The Exciting Part: Predictions

For this year, both KNN and SVM predicted rather chalky brackets. They picked a combined 4 upsets in the first round. In addition, both of them have an Elite 8 composed of entirely 1’s and 2 seeds. Here are some details.

Upsets

While both algorithms do tend to pick non-upsets, they do have their share of aggressive picks. (For example, in 2007 SVM predicted that Villanova (a 9 seed) would make it to the final game. However, there are some potential upsets that they both highlight. KNN predicts that Belmont (14), will beat Georgetown in round 1, and then win against San Diego State. SVM predicts that Texas (11) , Purdue (10), and NC State (11) will win in round 1.

Close Games

In addition to games that are predicted to win, both KNN and SVM have the useful property that they assign weights to each game that can be looked at as level of confidence. KNN’s range is between 1 and -1, and SVM’s range being roughly normally distributed around 0. The first round games that have the smallest confidences for SVM are: Connecticut vs. Iowa State (.226), Gonzaga vs. West Virginia (.088), Creighton vs. Alabama (.224), and Georgetown vs. Belmont (.085). For comparison, Kentucky vs. Western Kentucky has a confidence of 4.87. For KNN, the closest games in round 1 are: Iowa State vs. Connecticut (-.027), Marquette vs. BYU(.060), Temple vs. California (.0042), San Diego State vs. N.C. State (.014), and Georgetown vs. Belmont (-.036). For comparison, Kentucky vs. Western Kentucky has a value of .79.

Champion & Top Contenders

In terms of predicting the overall winner, both KNN and SVM have similar results. They both predict the same final game of Kentucky vs. North Carolina, though they differ on the final result. KNN predicts North Carolina, while SVM predicts Kentucky. Using custom matchups, the next strongest team appears to be Ohio State. Beyond Ohio State, Missouri seems to be strong as a 2 seed, with a potential Missouri vs. Michigan State match up being very close (KNN having it as the closest matchup of the entire tournament, at 9.77e-4).
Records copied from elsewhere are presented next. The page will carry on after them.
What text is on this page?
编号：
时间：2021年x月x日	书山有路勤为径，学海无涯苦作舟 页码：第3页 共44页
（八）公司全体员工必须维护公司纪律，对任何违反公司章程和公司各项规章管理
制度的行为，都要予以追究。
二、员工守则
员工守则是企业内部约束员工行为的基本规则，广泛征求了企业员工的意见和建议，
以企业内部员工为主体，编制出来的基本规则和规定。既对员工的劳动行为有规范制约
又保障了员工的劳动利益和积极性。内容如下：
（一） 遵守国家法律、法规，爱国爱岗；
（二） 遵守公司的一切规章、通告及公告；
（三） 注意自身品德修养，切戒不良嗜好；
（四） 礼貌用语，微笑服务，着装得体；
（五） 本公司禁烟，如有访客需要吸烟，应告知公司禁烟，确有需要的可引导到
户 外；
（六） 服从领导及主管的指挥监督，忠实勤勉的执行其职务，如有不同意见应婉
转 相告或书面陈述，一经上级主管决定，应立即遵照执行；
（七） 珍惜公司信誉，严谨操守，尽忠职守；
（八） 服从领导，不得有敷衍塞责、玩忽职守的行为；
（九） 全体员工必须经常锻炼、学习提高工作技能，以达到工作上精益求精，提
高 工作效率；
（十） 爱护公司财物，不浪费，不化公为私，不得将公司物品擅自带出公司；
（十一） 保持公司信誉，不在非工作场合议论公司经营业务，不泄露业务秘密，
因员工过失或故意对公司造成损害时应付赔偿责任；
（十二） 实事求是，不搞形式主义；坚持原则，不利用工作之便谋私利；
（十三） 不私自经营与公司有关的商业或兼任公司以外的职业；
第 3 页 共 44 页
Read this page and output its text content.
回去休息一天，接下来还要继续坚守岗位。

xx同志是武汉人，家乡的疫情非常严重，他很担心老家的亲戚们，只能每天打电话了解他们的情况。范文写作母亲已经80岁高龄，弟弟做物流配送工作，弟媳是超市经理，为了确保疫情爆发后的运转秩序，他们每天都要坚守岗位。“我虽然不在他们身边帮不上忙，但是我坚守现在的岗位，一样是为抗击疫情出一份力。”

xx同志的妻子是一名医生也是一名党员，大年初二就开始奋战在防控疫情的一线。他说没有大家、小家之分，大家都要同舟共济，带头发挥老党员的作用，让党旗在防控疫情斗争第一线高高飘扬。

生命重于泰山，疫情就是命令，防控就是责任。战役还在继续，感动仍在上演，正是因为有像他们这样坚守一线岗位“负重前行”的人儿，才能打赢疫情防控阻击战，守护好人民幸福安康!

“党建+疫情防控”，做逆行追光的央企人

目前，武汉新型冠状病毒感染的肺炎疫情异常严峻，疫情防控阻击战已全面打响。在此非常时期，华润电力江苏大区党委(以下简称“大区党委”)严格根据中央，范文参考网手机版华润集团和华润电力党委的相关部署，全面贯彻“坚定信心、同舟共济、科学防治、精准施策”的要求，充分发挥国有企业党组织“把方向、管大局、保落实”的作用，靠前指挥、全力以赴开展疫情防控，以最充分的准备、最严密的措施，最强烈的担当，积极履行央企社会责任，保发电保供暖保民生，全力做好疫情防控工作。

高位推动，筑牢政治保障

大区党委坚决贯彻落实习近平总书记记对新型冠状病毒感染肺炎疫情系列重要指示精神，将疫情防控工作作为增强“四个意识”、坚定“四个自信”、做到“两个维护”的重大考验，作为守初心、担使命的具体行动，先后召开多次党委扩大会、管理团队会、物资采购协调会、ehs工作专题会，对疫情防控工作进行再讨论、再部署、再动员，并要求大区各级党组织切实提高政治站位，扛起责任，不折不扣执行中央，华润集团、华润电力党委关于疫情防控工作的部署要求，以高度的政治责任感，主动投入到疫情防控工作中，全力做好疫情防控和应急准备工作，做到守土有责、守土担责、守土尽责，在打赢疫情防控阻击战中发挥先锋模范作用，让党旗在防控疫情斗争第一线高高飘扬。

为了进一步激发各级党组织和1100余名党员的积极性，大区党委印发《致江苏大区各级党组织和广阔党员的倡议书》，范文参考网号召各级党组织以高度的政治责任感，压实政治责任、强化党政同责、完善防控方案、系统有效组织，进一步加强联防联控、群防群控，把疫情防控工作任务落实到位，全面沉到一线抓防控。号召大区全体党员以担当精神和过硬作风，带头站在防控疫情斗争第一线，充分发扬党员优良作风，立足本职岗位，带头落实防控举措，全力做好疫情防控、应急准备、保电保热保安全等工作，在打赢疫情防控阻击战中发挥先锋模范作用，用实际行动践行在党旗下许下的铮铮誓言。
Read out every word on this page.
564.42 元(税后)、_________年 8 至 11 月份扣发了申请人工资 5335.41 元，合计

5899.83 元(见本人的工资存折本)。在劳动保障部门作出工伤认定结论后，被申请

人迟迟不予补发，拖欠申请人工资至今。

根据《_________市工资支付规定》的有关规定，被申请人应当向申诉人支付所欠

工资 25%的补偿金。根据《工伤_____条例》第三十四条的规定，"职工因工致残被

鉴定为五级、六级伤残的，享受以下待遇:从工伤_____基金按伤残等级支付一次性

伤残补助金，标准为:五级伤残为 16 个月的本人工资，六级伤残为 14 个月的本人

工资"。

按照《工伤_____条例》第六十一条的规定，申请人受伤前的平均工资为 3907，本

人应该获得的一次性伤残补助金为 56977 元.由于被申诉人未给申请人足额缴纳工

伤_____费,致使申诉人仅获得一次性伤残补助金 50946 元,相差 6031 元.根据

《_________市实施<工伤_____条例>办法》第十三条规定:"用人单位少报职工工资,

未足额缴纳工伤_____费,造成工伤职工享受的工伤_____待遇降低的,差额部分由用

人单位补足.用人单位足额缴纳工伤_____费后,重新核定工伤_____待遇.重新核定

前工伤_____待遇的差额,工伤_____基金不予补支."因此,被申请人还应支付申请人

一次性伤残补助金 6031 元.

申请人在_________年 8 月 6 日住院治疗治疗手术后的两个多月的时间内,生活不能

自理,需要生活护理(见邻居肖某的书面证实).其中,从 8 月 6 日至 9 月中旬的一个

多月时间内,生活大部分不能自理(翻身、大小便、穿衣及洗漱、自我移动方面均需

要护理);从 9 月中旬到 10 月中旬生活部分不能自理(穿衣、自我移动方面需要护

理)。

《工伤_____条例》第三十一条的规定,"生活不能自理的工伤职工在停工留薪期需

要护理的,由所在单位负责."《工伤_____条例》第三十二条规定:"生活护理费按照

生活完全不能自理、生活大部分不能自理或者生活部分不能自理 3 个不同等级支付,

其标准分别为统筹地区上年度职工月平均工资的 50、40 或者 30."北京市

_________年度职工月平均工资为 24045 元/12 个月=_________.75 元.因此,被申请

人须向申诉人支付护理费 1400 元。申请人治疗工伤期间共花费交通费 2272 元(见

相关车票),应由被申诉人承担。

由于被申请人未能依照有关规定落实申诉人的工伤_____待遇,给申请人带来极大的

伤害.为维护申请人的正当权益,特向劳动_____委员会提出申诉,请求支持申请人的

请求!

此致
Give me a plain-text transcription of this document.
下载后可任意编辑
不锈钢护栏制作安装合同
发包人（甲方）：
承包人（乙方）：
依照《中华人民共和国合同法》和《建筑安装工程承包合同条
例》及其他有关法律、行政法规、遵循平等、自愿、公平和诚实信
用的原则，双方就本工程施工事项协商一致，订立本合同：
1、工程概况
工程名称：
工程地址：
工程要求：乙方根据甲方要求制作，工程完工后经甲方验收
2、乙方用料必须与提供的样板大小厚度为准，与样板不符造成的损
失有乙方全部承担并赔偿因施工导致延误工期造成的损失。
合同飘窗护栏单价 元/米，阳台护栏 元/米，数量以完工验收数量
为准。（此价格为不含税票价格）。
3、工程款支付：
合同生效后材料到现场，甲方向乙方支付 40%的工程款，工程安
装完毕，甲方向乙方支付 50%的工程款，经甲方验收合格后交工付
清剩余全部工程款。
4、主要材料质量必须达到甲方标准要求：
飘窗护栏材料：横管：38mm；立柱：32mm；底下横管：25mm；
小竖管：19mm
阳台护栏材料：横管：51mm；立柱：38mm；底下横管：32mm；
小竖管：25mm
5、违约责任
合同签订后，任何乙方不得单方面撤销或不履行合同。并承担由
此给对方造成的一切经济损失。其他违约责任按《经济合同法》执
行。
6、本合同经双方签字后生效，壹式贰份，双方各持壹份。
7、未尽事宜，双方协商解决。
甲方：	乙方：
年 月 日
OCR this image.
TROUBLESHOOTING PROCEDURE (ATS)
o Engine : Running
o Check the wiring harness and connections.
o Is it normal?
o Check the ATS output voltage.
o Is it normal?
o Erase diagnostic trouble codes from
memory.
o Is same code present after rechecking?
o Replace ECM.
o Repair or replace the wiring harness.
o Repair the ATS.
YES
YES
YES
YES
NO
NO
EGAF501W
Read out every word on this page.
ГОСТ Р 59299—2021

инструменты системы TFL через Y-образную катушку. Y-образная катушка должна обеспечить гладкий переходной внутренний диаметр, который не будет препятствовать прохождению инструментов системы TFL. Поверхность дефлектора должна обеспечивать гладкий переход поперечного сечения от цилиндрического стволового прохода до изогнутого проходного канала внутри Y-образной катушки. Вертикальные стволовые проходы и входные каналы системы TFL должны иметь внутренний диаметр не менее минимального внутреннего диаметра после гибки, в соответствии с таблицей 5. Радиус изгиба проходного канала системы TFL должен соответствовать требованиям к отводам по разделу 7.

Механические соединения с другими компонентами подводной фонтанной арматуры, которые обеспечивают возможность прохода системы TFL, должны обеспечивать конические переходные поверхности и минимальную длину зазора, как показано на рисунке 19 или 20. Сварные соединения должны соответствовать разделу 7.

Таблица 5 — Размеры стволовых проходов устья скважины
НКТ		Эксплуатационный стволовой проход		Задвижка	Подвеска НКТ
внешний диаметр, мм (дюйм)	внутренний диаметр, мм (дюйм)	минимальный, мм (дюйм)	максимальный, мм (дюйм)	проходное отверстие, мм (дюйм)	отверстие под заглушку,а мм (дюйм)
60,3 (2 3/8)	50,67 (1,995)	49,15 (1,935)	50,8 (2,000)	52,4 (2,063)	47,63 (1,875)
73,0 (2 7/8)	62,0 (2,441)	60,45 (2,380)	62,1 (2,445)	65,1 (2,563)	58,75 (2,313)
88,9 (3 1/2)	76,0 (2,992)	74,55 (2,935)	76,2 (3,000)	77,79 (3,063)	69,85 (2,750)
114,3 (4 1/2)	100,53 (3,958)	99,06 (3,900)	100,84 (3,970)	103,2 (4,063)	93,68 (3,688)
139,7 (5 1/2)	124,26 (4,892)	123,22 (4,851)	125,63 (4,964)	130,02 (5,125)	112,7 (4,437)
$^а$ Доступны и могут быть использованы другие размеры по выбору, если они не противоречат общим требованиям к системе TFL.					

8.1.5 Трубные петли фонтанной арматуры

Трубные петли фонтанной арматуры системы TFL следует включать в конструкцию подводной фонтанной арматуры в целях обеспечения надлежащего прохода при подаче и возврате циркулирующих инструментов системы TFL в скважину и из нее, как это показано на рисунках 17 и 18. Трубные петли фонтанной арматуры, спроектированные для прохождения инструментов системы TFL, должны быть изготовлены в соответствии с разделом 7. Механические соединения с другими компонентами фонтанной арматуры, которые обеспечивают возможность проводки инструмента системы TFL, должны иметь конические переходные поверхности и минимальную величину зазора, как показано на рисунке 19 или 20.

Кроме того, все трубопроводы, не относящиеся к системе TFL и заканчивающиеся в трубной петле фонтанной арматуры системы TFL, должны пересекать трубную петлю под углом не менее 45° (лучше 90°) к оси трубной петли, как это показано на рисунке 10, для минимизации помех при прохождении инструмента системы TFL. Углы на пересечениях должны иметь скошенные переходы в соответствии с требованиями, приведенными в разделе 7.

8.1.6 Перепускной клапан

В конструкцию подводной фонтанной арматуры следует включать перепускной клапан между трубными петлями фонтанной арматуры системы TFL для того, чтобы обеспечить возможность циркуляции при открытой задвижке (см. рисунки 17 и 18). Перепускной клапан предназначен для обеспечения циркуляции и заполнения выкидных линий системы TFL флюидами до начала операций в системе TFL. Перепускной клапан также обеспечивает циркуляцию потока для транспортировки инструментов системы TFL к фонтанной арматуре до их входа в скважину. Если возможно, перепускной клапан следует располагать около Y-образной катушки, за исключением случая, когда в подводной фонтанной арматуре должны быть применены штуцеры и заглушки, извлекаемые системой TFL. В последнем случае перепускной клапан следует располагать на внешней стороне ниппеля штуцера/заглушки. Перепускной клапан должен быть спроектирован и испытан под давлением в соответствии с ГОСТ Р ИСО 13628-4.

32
Weakest Top Seeds & Their Toughest Matchups

Duke has the lowest confidence of all the 1’s and 2’s for a first round match up, with a result of 1.44 for SVM (its the only one below 2). However, Kansas potentially faces the toughest second round match up, having a confidence of .364 (SVM) against Purdue. Of the 1’s and 2’s Duke potentially faces a much tougher third round match-up against Baylor, with a confidence of only .031 (SVN), which is pretty close to even. Of the one seeds, the only one with a sub 1 SVM match-up before the elite eight is Syracuse, who has two. SVM gives Syracuse a .756 confidence against Kansas State, and a .460 confidence against Wisconsin.

Room For Improvement But Still A Success

Overall, while not being superior to simply picking all favorites in terms of overall accuracy, we were still pleased with the results. We achieved an accuracy only slightly smaller than picking all favorites. One of the really interesting things about this is that it allow one to make predictions without actually having any knowledge about basketball. SVM essentially decides for itself what statistics are important (the learning aspect of machine learning), which is the ultimate strength of Machine Learning as opposed to other techniques.